Batching changes the calculus

Single-stream decode looks slow, but a separate concurrency benchmark (Dendro Logic, April 22, 2026) shows what happens when you batch. On a single DGX Spark, Nemotron Super 49B v1.5 NVFP4 went from 5.79 tok/s aggregate at one stream to 161.90 tok/s at 32 streams and 695.11 tok/s at 256 streams — a 120x aggregate gain — while per-sequence speed fell from 5.79 to 2.85 tok/s. OpenAI’s gpt-oss 120B in MXFP4 showed the same shape: 33.53 tok/s single-stream rising to 862.84 tok/s aggregate at 256 streams. The post’s framing is exact: “Memory bandwidth is a budget you spend… when you run two streams simultaneously, you spend the same bandwidth budget reading the same weights, and both streams get the result.” You load the weights once and amortize that read across the whole batch, so aggregate throughput climbs until KV-cache memory or compute finally saturates.

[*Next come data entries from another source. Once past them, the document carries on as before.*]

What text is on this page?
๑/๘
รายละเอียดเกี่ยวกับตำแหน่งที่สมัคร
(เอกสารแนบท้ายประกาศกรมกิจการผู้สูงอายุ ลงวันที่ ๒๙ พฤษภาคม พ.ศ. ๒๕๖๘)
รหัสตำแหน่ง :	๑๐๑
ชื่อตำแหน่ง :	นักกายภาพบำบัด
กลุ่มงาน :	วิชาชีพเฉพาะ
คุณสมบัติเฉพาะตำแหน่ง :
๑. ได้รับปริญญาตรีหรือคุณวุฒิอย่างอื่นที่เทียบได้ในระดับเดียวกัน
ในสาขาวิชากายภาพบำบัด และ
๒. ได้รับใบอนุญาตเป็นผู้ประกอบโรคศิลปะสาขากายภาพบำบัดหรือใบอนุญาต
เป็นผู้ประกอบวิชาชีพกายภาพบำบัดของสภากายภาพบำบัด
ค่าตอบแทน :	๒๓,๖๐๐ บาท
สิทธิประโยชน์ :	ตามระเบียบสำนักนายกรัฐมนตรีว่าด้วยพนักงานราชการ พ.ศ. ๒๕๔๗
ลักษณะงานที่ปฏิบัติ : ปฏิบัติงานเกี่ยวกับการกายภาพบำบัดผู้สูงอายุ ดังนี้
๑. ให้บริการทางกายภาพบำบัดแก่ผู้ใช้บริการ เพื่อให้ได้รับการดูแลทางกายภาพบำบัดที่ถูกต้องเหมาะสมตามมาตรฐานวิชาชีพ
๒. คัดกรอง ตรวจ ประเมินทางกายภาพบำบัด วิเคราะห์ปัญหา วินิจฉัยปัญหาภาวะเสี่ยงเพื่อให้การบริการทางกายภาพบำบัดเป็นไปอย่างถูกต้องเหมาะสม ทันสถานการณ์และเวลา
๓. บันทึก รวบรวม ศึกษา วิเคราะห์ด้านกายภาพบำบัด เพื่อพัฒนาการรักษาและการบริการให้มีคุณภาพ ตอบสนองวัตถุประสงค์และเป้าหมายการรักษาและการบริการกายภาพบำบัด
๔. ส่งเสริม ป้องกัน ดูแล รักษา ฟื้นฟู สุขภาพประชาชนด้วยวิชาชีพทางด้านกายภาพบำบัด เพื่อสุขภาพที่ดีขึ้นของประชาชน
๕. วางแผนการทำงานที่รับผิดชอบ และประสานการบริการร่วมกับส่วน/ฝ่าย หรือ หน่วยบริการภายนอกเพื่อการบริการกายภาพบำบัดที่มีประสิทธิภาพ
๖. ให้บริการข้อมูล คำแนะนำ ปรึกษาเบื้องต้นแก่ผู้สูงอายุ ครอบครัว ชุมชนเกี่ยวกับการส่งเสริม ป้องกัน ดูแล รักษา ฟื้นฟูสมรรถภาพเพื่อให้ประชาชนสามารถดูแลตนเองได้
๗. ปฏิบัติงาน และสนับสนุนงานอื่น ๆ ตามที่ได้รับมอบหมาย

The software stack has been the other lever. NVIDIA reported on January 5, 2026 that NVFP4 plus speculative decoding delivered up to a 2.6x gain over FP8 on Qwen-235B, that NVFP4 cuts memory use ~40%, and that llama.cpp updates added an average 35% uplift on MoE models — all on the same silicon.

Practitioner note

If I were deploying an assistant or an agent loop on one of these boxes, I would stop quoting single-stream decode as “the speed” and instead design around the two curves. For an interactive single user, ~23 tok/s is fine for chat but painful for long generations, so I would lean on speculative decoding and keep outputs short. For anything serving more than one caller — a small team, a batch summarization job, an LLM-judge pipeline scoring many candidates — I would run concurrency 16-32 and treat the box as a throughput engine, because that is where the bandwidth budget actually pays off (45 to 162 tok/s aggregate in the data above). I would default to NVFP4 MoE checkpoints, size the model so active parameters fit comfortably in the bandwidth budget rather than maxing total parameters, and I would benchmark prefill and decode separately on my own prompt-length distribution before trusting anyone’s headline tok/s — including mine.

Under-considered angle

Everyone benchmarks decode tok/s; almost nobody budgets prefill against agent loops. An agentic workflow that re-reads a growing 7K-token scratchpad on every step pays the ~3.85 s TTFT each turn, and across a 20-step loop that prefill cost can dwarf the actual generation. On a bandwidth-constrained box, prompt-caching and KV reuse are not a nice-to-have optimization — they are the difference between a usable local agent and one that spends most of its wall-clock re-reading its own context. The unified-memory design that makes 120B models loadable is the same design that makes wasted prefill expensive, because there is no spare bandwidth to hide it behind.